Correct me if wrong, but I believe that matter was settled. Nguyen et al (2016) found the North American "S. granulatus" was in another clade and proposed a different name:

https://cbs.umn.edu/sites/cbs.umn.edu/files/public/downloads/Nguyenetal2016c.pdf

This leaves S. albidipes as a subsumed synonym.

Posted by profinite over 1 year ago

Suillus albidipes was described by Peck, and in association with Pinus strobus. It will be a North American indigenous taxon and therefore unlikley (but not impossible) to be the same as the modern concept of S. granulatus sensu stricto. That is implied under the comments on S. granulatus by Klofac when discussing Palm's description of S. neoalbidipes. Palm, back in 1984, considered the name S. albidipes had been widely misapplied (based on Singer & Smith I assume), and that might be true. However Palm's 1984 assertion that S. albidipes = S. granulatus cannot be endorsed without modern phylogenetic support, and that would seem unlikley. Indeed the Nguyen paper supports the view that North American taxa are different. It is a pity Nguyen et al did not say anything about Peck's taxon. So, in my opinion, the current status of the name S. albidipes remains uncertain. There are no iNat records, and I would simply make the name inactive, rather than creating an unproven and unlikely synonymy with S. granulatus.
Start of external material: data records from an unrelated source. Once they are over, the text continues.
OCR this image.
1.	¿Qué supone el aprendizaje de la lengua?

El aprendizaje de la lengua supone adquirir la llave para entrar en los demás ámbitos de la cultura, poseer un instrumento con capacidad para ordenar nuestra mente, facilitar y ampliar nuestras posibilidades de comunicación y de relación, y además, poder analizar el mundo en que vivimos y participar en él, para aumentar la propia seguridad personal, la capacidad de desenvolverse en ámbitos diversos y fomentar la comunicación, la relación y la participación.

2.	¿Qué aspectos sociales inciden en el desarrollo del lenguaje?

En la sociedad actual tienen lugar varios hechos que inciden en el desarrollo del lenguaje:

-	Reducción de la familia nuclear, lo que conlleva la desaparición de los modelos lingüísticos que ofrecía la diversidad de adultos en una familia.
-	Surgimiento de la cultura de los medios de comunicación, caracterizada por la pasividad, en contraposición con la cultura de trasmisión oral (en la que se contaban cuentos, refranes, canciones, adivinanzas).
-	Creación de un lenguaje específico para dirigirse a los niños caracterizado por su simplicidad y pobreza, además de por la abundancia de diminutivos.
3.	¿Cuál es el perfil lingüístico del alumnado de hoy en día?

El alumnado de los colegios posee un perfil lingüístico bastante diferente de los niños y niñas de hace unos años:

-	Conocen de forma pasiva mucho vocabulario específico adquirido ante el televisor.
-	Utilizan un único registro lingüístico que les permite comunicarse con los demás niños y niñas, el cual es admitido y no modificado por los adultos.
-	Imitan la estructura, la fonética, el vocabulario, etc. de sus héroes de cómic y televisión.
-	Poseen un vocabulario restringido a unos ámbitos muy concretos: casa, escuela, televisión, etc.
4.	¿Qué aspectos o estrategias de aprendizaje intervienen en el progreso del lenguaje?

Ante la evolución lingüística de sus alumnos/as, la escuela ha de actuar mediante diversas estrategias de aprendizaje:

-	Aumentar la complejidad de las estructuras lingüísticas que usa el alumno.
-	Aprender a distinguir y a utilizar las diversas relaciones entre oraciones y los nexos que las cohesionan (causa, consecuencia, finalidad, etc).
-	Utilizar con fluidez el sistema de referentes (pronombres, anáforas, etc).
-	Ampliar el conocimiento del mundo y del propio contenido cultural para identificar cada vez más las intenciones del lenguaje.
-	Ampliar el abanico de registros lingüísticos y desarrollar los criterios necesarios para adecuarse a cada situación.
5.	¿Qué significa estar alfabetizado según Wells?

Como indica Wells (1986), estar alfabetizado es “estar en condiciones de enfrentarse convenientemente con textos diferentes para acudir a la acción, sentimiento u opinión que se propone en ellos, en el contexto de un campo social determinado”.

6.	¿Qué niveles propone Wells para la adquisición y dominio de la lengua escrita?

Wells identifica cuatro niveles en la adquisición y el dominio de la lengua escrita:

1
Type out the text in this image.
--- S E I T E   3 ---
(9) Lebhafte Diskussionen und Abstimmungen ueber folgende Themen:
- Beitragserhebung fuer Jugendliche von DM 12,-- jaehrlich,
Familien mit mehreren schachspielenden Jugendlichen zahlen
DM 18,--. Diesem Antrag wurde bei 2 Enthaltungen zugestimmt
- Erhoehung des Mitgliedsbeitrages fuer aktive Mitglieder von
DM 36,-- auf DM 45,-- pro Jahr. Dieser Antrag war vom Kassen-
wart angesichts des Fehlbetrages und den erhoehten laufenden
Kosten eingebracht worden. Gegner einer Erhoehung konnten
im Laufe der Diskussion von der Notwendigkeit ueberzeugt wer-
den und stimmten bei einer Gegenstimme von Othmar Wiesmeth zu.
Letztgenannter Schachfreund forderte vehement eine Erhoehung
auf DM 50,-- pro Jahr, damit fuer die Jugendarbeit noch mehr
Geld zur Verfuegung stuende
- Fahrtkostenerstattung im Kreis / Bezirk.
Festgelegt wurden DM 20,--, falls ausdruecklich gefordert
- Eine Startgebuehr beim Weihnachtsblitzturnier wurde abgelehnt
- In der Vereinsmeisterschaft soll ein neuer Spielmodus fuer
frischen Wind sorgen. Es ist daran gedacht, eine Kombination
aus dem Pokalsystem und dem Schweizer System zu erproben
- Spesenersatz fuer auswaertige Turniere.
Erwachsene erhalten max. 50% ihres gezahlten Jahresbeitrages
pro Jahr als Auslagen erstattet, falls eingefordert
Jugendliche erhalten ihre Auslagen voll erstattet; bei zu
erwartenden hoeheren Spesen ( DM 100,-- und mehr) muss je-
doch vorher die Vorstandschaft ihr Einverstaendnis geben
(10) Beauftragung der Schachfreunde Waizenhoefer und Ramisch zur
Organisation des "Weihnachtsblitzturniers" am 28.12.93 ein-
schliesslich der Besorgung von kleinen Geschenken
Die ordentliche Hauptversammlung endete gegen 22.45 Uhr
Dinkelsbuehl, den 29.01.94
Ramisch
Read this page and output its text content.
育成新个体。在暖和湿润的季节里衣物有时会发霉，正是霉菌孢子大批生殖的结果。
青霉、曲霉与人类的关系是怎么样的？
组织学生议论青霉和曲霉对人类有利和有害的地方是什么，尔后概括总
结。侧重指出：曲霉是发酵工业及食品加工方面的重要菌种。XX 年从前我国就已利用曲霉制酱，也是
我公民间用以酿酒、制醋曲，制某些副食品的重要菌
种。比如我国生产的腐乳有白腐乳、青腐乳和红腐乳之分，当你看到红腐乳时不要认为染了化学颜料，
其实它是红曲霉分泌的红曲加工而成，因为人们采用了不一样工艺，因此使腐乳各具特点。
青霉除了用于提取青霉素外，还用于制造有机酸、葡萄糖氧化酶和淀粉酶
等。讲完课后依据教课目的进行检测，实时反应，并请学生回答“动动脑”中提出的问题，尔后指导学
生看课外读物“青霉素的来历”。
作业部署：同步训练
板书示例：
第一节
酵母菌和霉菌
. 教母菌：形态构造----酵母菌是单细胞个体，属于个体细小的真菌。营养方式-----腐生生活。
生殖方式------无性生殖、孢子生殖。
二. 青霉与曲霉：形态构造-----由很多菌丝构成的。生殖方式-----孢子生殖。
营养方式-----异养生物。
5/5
Posted by cooperj over 1 year ago

Thanks Jerry, sure would defer to that opinion. Intention was just to simplify the species list for users, rather than promote a particular synonym.

Posted by profinite over 1 year ago

I deactivated it.

There has been a strong tendency on iNat to add names simply because they appear on some list, and not because they are names in current use. That is a pity.

Posted by cooperj over 1 year ago

Thanks! Got a chance to read your post about curation too btw, surprising how complex that is. Makes sense how the pre-DNA synonyms are trending to be spurious.